Originally posted by @cjyetman in https://github.com/RMI-PACTA/workflow.data.preparation/issues/221#issuecomment-2074560917

AlexAxthelm commented 4 months ago

Hmm. Even upon first glance, this looked like a non-trivial problem to solve, but as I'm looking at it more closely, it's getting trickier.

I think a reasonable approach would be to only check sysdeps for packages in IMPORTS (not SUGGESTS) of some vector (possibly length 1) of packages (such as just the workflow.* package in those repos), and on down through the IMPORTS tree. Generating that vector procedurally (possibly with some manual override) seems finicky, but doable.

The harder part here is in determining what sysreqs are actually relevant to include in an image. For example, the DESCRIPTION for arrow (proximal cause for this issue) has:

SystemRequirements: C++17; for AWS S3 support on Linux, libcurl and openssl (optional);
    cmake >= 3.16 (build-time only, and only for full source build)

which means that although there's no actual Requirements (and some are only needed at build-time), they're all getting picked up by pak as requirements.

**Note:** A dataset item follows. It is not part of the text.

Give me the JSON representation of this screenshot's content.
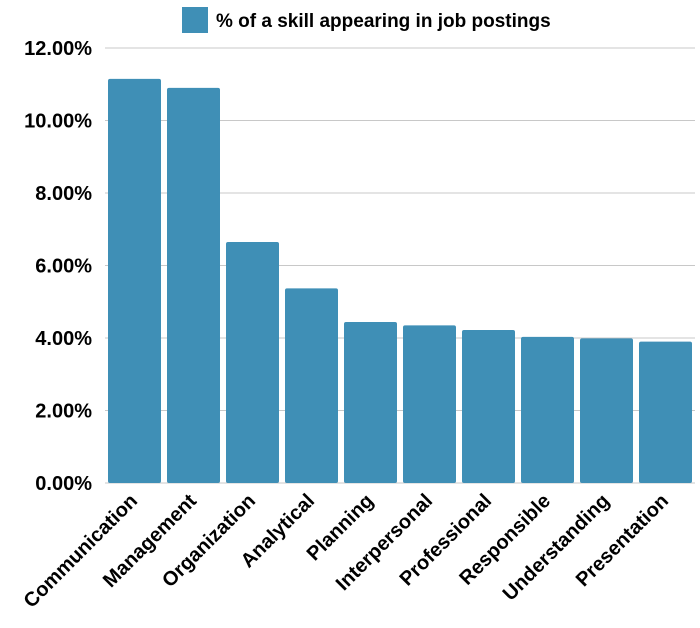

The best solution would be if R had some way to distinguish between these, but I don't think that's coming any time soon, so maybe a better option would be to have an ignorelist, along the lines of

"sysreqs_ignore": [
  "arrow": ["C++17", "cmake"]
]

But overall, I'm wondering if the better option is to drop this check, and have practical (in situ) testing check for missing dependencies instead. That would be tougher to set up on the front end, but we'd only get true positives. For example, if we're using RPostgres without libpq installed, we'll get errors. The tricky part of testing anything with an acual sysdep, is that a lot of the time, those are there for communication to an external system, and that means we would need to have integration testing (against an actual PSQL instance, in this eaxmple) that would probably need to run in sequence/parallel with the "unit" tests. For example, the unit tests for workflow.factset use an in-memory SQLite, rather than a Postgres instance for unit tests, so we would need to set up a set of checks that actually test against a Postgres instance in addition to the SQLite to feel confident we've captured the necessary sysreqs.

@jdhoffa @cjyetman